Supreme Court allowed the appeals filed by the Successful Resolution Applicant (Appellant-SRA), ruling that upon the approval of a Resolution Plan under the Insolvency and Bankruptcy Code, 2016 (IBC), all claims—including those pending adjudication (sub-judice)—that are not specifically provided for in the plan stand extinguished. The Court held that the “clean slate” doctrine is fundamental to the IBC, preventing unresolved or contingent claims from resurfacing and undermining the revival of the corporate debtor. Consequently, the Court set aside the High Court orders and dismissed the civil suit and arbitration proceedings initiated by operational creditors, affirming that they are bound by the terms of the approved Resolution Plan.
- Background: The Appellant-SRA challenged Bombay High Court orders that allowed a civil recovery suit and arbitration proceedings to continue against the corporate debtor (Bhushan Steel Limited) despite the approval of its Resolution Plan. The respondents, operational creditors, sought to pursue claims that were pending at the time of the Corporate Insolvency Resolution Process (CIRP).
- Treatment of Claims: During the CIRP, the Resolution Professional admitted the respondents’ disputed claims at a notional value of Rupee One (1) each. The approved Resolution Plan stipulated that because the liquidation value was NIL, no amounts were due to operational creditors; however, a settlement fund was provided for those with admitted claims.
- The “Clean Slate” Doctrine: The Court emphasized that a successful resolution applicant must start on a “clean slate,” free from “hydra-headed” surprise claims. Once a Resolution Plan is approved under Section 31(1) of the IBC, it becomes binding on all stakeholders, and claims not incorporated therein are deemed extinguished, withdrawn, or abated.
- Finality of the Plan: The Court noted that the Final List of Creditors attained finality, and the respondents could not seek to reopen or question the commercial wisdom of the Committee of Creditors after the plan’s approval. The Court found no merit in the allegations of fraud, noting that no proceedings had been initiated under Rule 11 of the NCLT Rules to challenge the plan’s integrity.
- No Express Carve-out: Upon a harmonious reading of the Resolution Plan, the Court concluded there was no express “carve-out” protecting sub-judice claims from extinguishment. The plan explicitly mandated that all legal proceedings relating to the period prior to the effective date stand extinguished, except to the extent of the specific settlement amount provided.

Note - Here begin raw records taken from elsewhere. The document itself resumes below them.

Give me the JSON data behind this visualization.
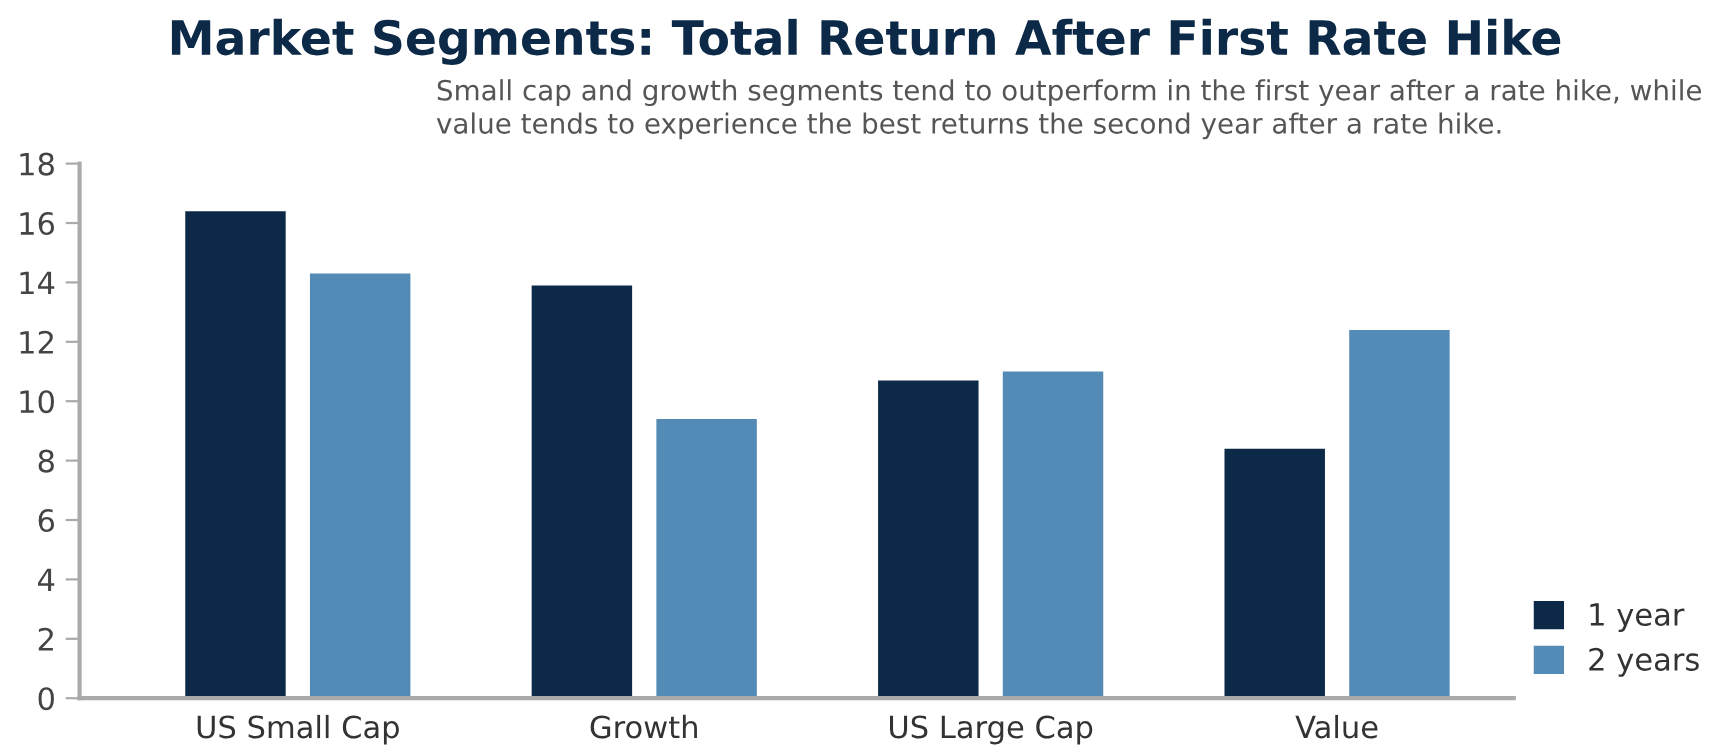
{
  "chart_data": {
    "type": "bar",
    "title": "Market Segments: Total Return After First Rate Hike",
    "subtitle": "Small cap and growth segments tend to outperform in the first year after a rate hike, while\nvalue tends to experience the best returns the second year after a rate hike.",
    "categories": [
      "US Small Cap",
      "Growth",
      "US Large Cap",
      "Value"
    ],
    "series": [
      {
        "name": "1 year",
        "color": "#0c2a47",
        "values": [
          16.4,
          13.9,
          10.7,
          8.4
        ]
      },
      {
        "name": "2 years",
        "color": "#548bb6",
        "values": [
          14.3,
          9.4,
          11.0,
          12.4
        ]
      }
    ],
    "ylim": [
      0,
      18
    ],
    "yticks": [
      0,
      2,
      4,
      6,
      8,
      10,
      12,
      14,
      16,
      18
    ],
    "grid": false,
    "legend": "right"
  }
}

- Observation on MSMEs: In an “Afterword,” the Court observed that the current insolvency framework does not adequately account for the position of small operational creditors and MSMEs, who are often placed at the bottom of the repayment waterfall. The Court suggested that the Legislature and Law Commission examine this to ensure a more balanced repayment mechanism.
- Outcome: The Court allowed the appeals, set aside the contrary High Court orders, and dismissed the pending civil suit and arbitration proceedings, enforcing the finality of the Resolution Plan.